Where to use validation set in model training-CodePudding

I have split my data into 3 sets train, test and validation as shown below:


X_train, X_test, y_train, y_test = train_test_split(X, y, test_size=0.1, random_state=1)

X_train, X_val, y_train, y_val = train_test_split(X_train, y_train, test_size=0.2, random_state=1)

I wanted to ask where do I put the validation set in this code:


#Defining Model
model = LogisticRegression()
model.fit(X_train, y_train)


y_pred = model.predict(X_test)

print("Accuracy on test  is:",accuracy_score(y_test,y_pred))
#Measure Precision,Recall

print("Precision Score: ",precision_score(y_test, y_pred,average='macro'))
print("Recall Score:    ",recall_score(y_test, y_pred,average='macro'))
print("F1-Score :",f1_score(y_test, y_pred,average='macro'))

CodePudding user response：

You can show validation data score and accuracy like this way:

#Defining Model
model = LogisticRegression()
model.fit(X_train, y_train)

y_pred_val = model.predict(X_val)
print("Accuracy on val is:",accuracy_score(y_val, y_pred_val))
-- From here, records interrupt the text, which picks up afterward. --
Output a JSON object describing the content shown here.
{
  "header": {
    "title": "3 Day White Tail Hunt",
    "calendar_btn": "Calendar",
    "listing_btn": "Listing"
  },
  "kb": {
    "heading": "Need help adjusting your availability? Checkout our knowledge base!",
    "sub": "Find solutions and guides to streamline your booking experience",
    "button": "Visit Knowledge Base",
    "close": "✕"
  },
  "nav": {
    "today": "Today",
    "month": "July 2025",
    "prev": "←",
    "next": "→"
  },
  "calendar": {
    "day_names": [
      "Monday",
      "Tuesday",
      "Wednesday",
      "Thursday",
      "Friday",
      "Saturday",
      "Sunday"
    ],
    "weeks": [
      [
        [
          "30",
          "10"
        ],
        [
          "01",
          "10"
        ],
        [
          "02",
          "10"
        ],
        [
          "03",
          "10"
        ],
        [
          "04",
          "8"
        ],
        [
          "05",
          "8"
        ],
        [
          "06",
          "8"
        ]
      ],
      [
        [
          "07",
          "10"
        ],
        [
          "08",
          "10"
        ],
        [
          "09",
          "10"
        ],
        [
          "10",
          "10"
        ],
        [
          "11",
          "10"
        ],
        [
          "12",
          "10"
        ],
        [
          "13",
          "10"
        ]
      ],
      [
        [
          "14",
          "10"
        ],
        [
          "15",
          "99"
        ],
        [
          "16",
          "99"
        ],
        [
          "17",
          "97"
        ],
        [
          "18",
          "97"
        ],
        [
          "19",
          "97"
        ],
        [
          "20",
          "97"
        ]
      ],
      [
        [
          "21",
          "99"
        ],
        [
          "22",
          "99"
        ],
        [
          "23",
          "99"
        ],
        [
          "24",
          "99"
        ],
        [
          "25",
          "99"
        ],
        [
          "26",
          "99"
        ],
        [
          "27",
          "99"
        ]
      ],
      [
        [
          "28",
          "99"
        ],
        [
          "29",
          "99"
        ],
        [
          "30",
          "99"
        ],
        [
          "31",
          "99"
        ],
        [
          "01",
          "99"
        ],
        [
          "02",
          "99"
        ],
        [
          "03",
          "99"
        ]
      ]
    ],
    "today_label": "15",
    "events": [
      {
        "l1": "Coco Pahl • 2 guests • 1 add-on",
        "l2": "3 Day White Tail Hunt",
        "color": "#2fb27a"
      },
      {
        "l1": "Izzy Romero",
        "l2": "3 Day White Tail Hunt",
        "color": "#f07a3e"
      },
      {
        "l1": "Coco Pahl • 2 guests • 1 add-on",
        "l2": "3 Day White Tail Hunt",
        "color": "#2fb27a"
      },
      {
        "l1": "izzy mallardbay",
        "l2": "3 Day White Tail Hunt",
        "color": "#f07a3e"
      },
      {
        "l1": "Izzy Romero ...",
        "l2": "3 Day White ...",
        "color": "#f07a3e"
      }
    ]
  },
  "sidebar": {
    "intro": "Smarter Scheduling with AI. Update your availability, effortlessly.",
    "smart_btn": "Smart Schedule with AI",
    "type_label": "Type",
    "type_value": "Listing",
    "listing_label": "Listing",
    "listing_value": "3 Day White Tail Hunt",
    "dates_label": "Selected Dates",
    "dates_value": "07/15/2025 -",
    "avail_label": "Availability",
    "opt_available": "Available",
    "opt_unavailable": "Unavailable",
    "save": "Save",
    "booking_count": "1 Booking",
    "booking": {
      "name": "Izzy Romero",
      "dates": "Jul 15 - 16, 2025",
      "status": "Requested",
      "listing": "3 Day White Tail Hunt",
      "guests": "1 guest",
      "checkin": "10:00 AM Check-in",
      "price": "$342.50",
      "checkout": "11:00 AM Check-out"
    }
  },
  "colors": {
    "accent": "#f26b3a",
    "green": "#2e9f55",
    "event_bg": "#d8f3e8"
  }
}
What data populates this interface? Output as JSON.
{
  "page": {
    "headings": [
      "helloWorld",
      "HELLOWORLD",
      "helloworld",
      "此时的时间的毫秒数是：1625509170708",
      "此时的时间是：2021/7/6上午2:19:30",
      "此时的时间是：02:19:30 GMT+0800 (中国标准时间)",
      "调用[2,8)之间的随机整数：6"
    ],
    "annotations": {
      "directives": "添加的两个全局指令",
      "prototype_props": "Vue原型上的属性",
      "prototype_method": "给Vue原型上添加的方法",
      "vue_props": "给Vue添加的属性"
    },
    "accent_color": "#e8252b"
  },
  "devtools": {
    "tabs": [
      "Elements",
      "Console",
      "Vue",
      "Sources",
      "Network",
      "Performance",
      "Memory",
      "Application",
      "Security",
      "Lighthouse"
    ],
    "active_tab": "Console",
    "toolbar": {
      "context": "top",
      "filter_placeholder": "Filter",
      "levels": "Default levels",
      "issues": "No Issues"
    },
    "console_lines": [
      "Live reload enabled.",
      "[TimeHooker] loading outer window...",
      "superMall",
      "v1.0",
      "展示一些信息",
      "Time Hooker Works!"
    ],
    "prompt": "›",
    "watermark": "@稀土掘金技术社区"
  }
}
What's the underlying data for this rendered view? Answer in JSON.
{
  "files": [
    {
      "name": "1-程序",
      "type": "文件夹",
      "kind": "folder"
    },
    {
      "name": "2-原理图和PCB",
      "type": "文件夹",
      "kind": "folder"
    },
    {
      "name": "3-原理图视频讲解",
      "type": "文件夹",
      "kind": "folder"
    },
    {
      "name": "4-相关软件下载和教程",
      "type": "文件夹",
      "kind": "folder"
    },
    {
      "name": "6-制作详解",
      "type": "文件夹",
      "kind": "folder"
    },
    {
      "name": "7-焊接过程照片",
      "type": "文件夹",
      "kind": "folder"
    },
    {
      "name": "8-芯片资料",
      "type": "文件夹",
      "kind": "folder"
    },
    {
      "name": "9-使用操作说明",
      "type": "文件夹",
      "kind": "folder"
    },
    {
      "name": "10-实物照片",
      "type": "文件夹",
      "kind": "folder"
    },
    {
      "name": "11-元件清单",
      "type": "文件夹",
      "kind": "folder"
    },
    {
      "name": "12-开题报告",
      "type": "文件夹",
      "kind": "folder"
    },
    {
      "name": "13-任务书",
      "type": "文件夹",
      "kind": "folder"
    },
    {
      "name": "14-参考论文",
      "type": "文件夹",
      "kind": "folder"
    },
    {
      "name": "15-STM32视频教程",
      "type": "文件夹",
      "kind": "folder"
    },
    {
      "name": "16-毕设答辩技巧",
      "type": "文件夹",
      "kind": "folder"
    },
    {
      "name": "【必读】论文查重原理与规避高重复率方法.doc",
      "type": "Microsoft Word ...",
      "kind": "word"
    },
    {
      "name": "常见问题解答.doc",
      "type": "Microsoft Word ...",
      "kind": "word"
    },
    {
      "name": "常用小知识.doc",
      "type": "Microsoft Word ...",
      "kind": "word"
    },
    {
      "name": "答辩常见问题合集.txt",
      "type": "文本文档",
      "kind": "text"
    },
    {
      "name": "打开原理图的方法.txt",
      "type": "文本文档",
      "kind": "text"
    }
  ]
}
y_pred = model.predict(X_test)
print("Accuracy on test is:",accuracy_score(y_test,y_pred))
#Measure Precision,Recall

print("Precision Score for Val: ",precision_score(y_val, y_pred_val, average='macro'))
print("Recall Score for Val:    ",recall_score(y_val, y_pred_val, average='macro'))
print("F1-Score for Val :",f1_score(y_val, y_pred_val, average='macro'))

print("Precision Score: ",precision_score(y_test, y_pred,average='macro'))
print("Recall Score:    ",recall_score(y_test, y_pred,average='macro'))
print("F1-Score :",f1_score(y_test, y_pred,average='macro'))

CodePudding user response：

I suggest you to read up some more on why you would split your date into a train, test and validation set. In the code you show you can use validation data in the same way you use your test data but that doesn't really make fully sense. There is a lot to it, I think this can get you started. Link

In short and very simplified, the general idea is that you use results from test data to make adjustment to your model, to improve its performance. Your validation data you use only at the very end for your final model evaluation, to make sure it actually does perform well on unseen data. (Worst case if you only use two sets, then you might adjust parameters until works well for these two datasets but still not any other.)